Saat ini, lahan tebu Indonesia ada seluas 450 ribu hektare, dengan penghasilan 72 ton tebu per hektare. Menurut Arum, Papua memiliki lahan yang berpotensi untuk perkebunan tebu baru. Dahulu pada zaman Belanda, ada varietas tebu berkualitas tinggi yang pernah tumbuh di daratan itu dan kini saatnya diintensifkan lagi pembudidayaannya untuk menuju swasembada gula.


Energi ampas tebu
Berdasarkan rencana dasar atau "blueprint" Pengelolaan Energi Nasional 2005-2025 hasil penyusunan Departemen Energi dan Sumber Daya Mineral, cadangan minyak di Indonesia yang berjumlah 9 miliar barel dengan tingkat produksi 500 juta barel per tahun, diprediksi bakal habis dalam waktu 18 tahun.

Kondisi ini tentu mengkhawatirkan sehingga sudah saatnya pemerintah dan masyarakat mencoba energi terbarukan yang ramah lingkungan. Salah satunya adalah energi dari ampas tebu.

Dikatakan Adig Suwandi, Associate Corporate Secretary PTPN XI, Jawa Timur, ampas tebu bisa dimanfaatkan sebagai bahan baku kertas atau bahan bakar untuk memanaskan ketel di pabrik gula. Di beberapa negara seperti Hawaii dan Kuba, ampas tebu bisa dipakai untuk menghasilkan tenaga listrik. Atau yang dikenal dengan kogenerasi atau co-generation.

Pusat Penelitian Perkebunan Gula Indonesia (P3GI) menyatakan bahwa ampas tebu yang dihasilkan dalam suatu pabrik adalah sebanyak 30 persen dari berat tebu giling dengan kadar air sekitar 50 persen.

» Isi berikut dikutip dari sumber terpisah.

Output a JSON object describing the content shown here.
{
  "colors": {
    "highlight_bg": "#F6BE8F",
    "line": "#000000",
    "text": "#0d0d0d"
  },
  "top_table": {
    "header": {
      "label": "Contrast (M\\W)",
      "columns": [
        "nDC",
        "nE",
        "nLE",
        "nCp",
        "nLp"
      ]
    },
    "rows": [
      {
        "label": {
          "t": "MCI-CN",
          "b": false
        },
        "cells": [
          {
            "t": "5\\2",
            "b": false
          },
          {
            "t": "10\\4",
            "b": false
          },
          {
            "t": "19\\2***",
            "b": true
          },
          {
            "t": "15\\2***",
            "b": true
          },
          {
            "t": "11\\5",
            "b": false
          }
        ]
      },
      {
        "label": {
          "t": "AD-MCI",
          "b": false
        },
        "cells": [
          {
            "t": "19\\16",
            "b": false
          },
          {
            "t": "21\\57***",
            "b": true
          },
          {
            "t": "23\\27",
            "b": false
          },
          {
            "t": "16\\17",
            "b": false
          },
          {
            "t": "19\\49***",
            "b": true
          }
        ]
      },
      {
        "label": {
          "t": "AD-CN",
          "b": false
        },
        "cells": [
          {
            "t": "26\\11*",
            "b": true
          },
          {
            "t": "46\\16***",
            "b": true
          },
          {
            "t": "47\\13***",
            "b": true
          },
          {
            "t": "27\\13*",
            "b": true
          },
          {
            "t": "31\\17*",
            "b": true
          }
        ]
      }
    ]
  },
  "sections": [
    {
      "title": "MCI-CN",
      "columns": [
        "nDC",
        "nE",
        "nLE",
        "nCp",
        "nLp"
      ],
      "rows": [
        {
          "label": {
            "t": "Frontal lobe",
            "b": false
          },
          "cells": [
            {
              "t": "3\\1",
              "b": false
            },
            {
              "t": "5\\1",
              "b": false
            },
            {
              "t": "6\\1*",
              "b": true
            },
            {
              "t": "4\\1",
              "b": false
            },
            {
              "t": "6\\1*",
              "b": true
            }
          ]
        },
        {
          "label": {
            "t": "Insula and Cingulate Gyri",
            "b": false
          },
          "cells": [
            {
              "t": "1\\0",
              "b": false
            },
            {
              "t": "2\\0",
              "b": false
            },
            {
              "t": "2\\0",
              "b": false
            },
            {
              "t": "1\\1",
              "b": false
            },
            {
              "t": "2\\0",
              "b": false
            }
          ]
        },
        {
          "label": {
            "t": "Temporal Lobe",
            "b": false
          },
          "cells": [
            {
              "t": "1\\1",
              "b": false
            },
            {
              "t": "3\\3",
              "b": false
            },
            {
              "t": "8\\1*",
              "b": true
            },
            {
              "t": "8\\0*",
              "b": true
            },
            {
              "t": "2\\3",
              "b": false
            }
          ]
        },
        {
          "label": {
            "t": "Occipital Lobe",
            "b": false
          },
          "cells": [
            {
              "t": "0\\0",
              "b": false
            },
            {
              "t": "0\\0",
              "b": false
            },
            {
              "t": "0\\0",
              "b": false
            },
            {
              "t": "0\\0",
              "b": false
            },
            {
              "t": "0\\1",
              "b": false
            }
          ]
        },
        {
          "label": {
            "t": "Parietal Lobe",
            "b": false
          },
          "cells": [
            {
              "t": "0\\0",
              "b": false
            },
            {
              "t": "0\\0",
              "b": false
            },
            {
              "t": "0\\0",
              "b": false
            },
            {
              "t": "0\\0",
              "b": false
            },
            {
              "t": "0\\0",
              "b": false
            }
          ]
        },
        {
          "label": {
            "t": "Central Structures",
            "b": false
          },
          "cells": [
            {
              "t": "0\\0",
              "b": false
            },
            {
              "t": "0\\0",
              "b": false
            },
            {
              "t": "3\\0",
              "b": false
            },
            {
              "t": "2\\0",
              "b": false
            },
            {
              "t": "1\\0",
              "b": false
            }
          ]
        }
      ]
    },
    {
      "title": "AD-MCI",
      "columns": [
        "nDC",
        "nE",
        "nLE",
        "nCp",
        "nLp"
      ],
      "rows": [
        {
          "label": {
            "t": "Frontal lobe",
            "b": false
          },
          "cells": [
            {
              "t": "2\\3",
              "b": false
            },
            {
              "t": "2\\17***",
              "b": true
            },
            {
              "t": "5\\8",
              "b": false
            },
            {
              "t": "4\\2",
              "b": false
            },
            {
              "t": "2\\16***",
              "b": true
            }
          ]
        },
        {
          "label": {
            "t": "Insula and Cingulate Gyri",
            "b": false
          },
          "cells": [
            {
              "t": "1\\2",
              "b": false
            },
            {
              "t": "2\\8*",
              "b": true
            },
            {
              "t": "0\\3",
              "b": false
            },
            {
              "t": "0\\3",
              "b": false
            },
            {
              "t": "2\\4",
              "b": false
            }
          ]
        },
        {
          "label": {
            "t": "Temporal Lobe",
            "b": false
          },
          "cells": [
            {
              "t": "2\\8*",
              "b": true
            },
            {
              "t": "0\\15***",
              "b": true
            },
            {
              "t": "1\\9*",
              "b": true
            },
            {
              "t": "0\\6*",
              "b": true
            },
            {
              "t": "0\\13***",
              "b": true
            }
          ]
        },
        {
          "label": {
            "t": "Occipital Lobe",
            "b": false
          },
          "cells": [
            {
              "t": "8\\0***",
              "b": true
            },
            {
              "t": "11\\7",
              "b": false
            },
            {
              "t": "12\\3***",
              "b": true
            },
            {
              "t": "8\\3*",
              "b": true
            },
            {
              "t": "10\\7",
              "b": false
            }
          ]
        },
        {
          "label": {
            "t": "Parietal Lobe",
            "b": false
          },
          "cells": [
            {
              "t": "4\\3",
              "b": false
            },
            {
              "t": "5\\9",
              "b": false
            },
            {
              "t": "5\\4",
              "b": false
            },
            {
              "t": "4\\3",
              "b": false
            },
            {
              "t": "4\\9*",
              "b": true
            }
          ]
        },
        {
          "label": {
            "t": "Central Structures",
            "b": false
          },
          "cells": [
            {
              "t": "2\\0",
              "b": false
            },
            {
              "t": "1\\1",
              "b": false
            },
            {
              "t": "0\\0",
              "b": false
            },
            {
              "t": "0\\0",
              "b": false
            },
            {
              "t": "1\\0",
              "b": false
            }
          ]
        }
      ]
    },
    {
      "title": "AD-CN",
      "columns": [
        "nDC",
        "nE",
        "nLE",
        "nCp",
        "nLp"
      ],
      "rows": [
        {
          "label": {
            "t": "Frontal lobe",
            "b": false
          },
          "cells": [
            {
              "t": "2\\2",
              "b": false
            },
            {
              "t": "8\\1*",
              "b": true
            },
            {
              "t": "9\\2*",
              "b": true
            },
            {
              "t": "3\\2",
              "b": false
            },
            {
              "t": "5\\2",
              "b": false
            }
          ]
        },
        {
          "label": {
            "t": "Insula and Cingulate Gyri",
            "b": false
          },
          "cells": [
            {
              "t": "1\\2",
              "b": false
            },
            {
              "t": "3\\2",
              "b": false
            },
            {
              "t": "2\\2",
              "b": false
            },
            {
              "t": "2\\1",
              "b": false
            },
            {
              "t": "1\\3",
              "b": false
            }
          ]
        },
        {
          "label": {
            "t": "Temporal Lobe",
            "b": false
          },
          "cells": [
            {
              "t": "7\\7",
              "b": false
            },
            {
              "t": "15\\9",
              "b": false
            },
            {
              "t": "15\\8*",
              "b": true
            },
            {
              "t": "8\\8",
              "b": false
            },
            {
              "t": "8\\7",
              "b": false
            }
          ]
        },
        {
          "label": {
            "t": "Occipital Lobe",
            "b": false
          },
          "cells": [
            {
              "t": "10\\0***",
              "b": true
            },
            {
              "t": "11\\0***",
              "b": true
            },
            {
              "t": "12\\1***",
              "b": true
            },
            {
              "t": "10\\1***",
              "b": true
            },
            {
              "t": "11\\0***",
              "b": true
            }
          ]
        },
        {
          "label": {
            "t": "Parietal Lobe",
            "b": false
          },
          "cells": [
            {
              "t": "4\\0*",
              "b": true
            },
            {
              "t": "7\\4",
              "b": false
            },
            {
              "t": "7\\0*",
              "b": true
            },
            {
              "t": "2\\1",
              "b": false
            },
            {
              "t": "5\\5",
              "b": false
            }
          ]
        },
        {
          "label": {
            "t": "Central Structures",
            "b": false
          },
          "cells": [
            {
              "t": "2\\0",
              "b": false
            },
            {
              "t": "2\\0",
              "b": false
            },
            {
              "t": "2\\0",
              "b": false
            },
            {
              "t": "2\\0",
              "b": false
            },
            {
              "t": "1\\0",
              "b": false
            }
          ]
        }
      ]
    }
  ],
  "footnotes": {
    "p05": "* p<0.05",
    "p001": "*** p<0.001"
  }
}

Berdasarkan bahan kering, ampas tebu terdiri atas unsur karbon 47 persen, hidrogen 6,5 persen, oksigen 44 persen dan abu 2,5 persen. Pada setiap kilogram ampas tebu mengandung sekitar 2,5 persen gula dengan nilai kalor sebesar 1.825 kkal. Nilai bakar itu akan meningkat dengan menurunnya kadar air dan gula dalam ampas.

Sementara dua tahun lalu, sejumlah mahasiswa Fakultas Pertanian UGM, masing-masing Rivandi Pranandita Putra, Agustinus Wahyu Krisnanta, dan Latiful Muttaqin, berhasil menjadi juara kedua dalam lomba karya tulis ilmiah tingkat nasional MIPA Road to Scientific Paper and Seminar (MARSS.

Mereka mengusung inovasi biobriket limbah ampas tebu dengan enceng gondok (biolatek) sebagai alternatif sumber energi terbarukan untuk Indonesia swadaya energi.

Rivandi, ketua tim UGM menjabarkankan, selama ini ampas tebu hanya menjadi limbah yang tidak banyak dimanfaatkan masyarakat. Tidak jarang, ampas tebu justru menjadi sumber pencemaran lingkungan di sekitar tempat pengolahan gula.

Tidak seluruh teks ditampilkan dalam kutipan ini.